I was able to catch the first duck fairly easily. I found myself running up and down the length of the pen trying to nab the second one so I grabbed a small (and very light) 4ft plastic shovel we use to clean the inside of their house and was attempting to herd the duck into a corner. I was able to get him after a few minutes but by this time I was huffing and puffing. I knew I didn't want to be out there, running around much longer. After a few more minutes of unsuccessful attempts I started getting really frustrated. As I was coming back down the small hill towards the duck house my flip flop (yeah, I really need some good duck shoes) slid on the wet ground and yup, you guessed it. I fucking fell. Right in the middle of the mud which, let's be honest, was really mostly fucking duck poop. And as I hit the ground, I said out loud in one of the most ironic moments, "Ain't that some shit?!" <-- I kid you not.

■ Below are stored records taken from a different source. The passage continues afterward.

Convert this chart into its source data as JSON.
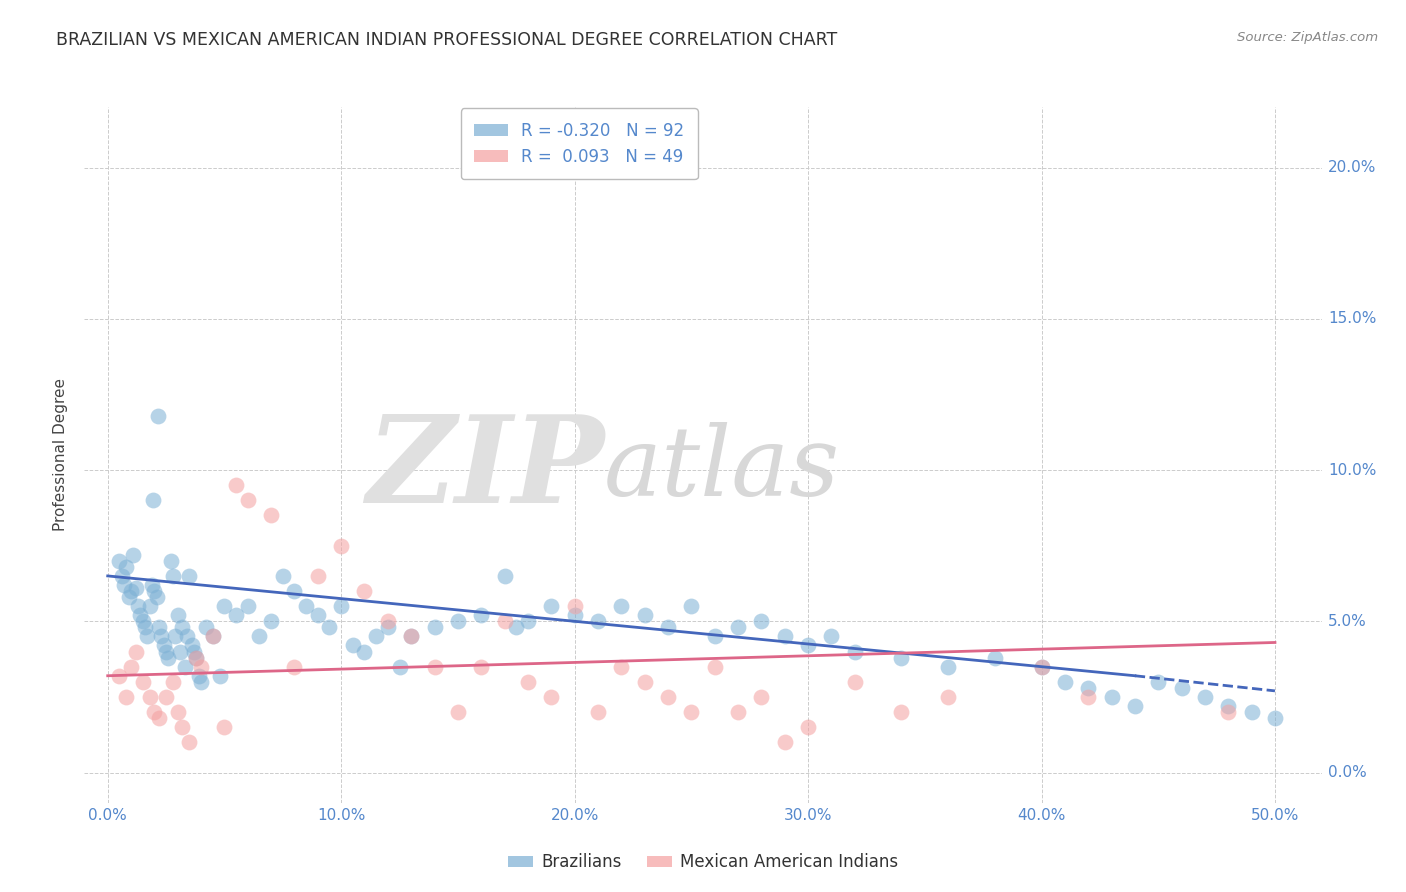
{
  "title": "BRAZILIAN VS MEXICAN AMERICAN INDIAN PROFESSIONAL DEGREE CORRELATION CHART",
  "source": "Source: ZipAtlas.com",
  "ylabel": "Professional Degree",
  "xlabel_vals": [
    0,
    10,
    20,
    30,
    40,
    50
  ],
  "ylabel_vals": [
    0,
    5,
    10,
    15,
    20
  ],
  "xlim": [
    -1,
    52
  ],
  "ylim": [
    -1.0,
    22
  ],
  "brazilian_color": "#7BAFD4",
  "mexican_color": "#F4A0A0",
  "brazilian_R": -0.32,
  "brazilian_N": 92,
  "mexican_R": 0.093,
  "mexican_N": 49,
  "watermark_zip": "ZIP",
  "watermark_atlas": "atlas",
  "trendline_blue_x0": 0,
  "trendline_blue_x1": 44,
  "trendline_blue_x2": 50,
  "trendline_blue_y0": 6.5,
  "trendline_blue_y1": 3.2,
  "trendline_blue_y2": 2.7,
  "trendline_pink_x0": 0,
  "trendline_pink_x1": 50,
  "trendline_pink_y0": 3.2,
  "trendline_pink_y1": 4.3,
  "grid_color": "#cccccc",
  "background_color": "#ffffff",
  "title_fontsize": 12.5,
  "axis_label_fontsize": 11,
  "tick_fontsize": 11,
  "legend_fontsize": 12,
  "blue_scatter_x": [
    0.5,
    0.6,
    0.7,
    0.8,
    0.9,
    1.0,
    1.1,
    1.2,
    1.3,
    1.4,
    1.5,
    1.6,
    1.7,
    1.8,
    1.9,
    2.0,
    2.1,
    2.2,
    2.3,
    2.4,
    2.5,
    2.6,
    2.7,
    2.8,
    2.9,
    3.0,
    3.1,
    3.2,
    3.3,
    3.4,
    3.5,
    3.6,
    3.7,
    3.8,
    3.9,
    4.0,
    4.2,
    4.5,
    4.8,
    5.0,
    5.5,
    6.0,
    6.5,
    7.0,
    7.5,
    8.0,
    8.5,
    9.0,
    9.5,
    10.0,
    10.5,
    11.0,
    11.5,
    12.0,
    12.5,
    13.0,
    14.0,
    15.0,
    16.0,
    17.0,
    17.5,
    18.0,
    19.0,
    20.0,
    21.0,
    22.0,
    23.0,
    24.0,
    25.0,
    26.0,
    27.0,
    28.0,
    29.0,
    30.0,
    31.0,
    32.0,
    34.0,
    36.0,
    38.0,
    40.0,
    41.0,
    42.0,
    43.0,
    44.0,
    45.0,
    46.0,
    47.0,
    48.0,
    49.0,
    50.0,
    2.15,
    1.95
  ],
  "blue_scatter_y": [
    7.0,
    6.5,
    6.2,
    6.8,
    5.8,
    6.0,
    7.2,
    6.1,
    5.5,
    5.2,
    5.0,
    4.8,
    4.5,
    5.5,
    6.2,
    6.0,
    5.8,
    4.8,
    4.5,
    4.2,
    4.0,
    3.8,
    7.0,
    6.5,
    4.5,
    5.2,
    4.0,
    4.8,
    3.5,
    4.5,
    6.5,
    4.2,
    4.0,
    3.8,
    3.2,
    3.0,
    4.8,
    4.5,
    3.2,
    5.5,
    5.2,
    5.5,
    4.5,
    5.0,
    6.5,
    6.0,
    5.5,
    5.2,
    4.8,
    5.5,
    4.2,
    4.0,
    4.5,
    4.8,
    3.5,
    4.5,
    4.8,
    5.0,
    5.2,
    6.5,
    4.8,
    5.0,
    5.5,
    5.2,
    5.0,
    5.5,
    5.2,
    4.8,
    5.5,
    4.5,
    4.8,
    5.0,
    4.5,
    4.2,
    4.5,
    4.0,
    3.8,
    3.5,
    3.8,
    3.5,
    3.0,
    2.8,
    2.5,
    2.2,
    3.0,
    2.8,
    2.5,
    2.2,
    2.0,
    1.8,
    11.8,
    9.0
  ],
  "pink_scatter_x": [
    0.5,
    0.8,
    1.0,
    1.2,
    1.5,
    1.8,
    2.0,
    2.2,
    2.5,
    2.8,
    3.0,
    3.2,
    3.5,
    4.0,
    4.5,
    5.0,
    6.0,
    7.0,
    8.0,
    9.0,
    10.0,
    11.0,
    12.0,
    13.0,
    14.0,
    15.0,
    16.0,
    17.0,
    18.0,
    19.0,
    20.0,
    21.0,
    22.0,
    23.0,
    24.0,
    25.0,
    26.0,
    27.0,
    28.0,
    29.0,
    30.0,
    32.0,
    34.0,
    36.0,
    40.0,
    42.0,
    48.0,
    5.5,
    3.8
  ],
  "pink_scatter_y": [
    3.2,
    2.5,
    3.5,
    4.0,
    3.0,
    2.5,
    2.0,
    1.8,
    2.5,
    3.0,
    2.0,
    1.5,
    1.0,
    3.5,
    4.5,
    1.5,
    9.0,
    8.5,
    3.5,
    6.5,
    7.5,
    6.0,
    5.0,
    4.5,
    3.5,
    2.0,
    3.5,
    5.0,
    3.0,
    2.5,
    5.5,
    2.0,
    3.5,
    3.0,
    2.5,
    2.0,
    3.5,
    2.0,
    2.5,
    1.0,
    1.5,
    3.0,
    2.0,
    2.5,
    3.5,
    2.5,
    2.0,
    9.5,
    3.8
  ]
}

Covered in duck shit and mud, I was PIIISSSSSSEEEDD. I came at those ducks like a raging bull and was finally able to get the last 2 little assholes into the one side of the house. I left them in there all damn day. Luckily for me, I didn't fall in a way that hurt myself. Probably because as I was going down, I aimed the side of my ass towards the ground and Lord knows I have enough padding there.

My fall was also probably cushioned with the massive amounts of wet duck shit beneath me.

You can stop laughing now.

Needless to say, I spent the remainder of the day on the couch and the ducks sat in time out all day without me feeling an ounce of sympathy for them.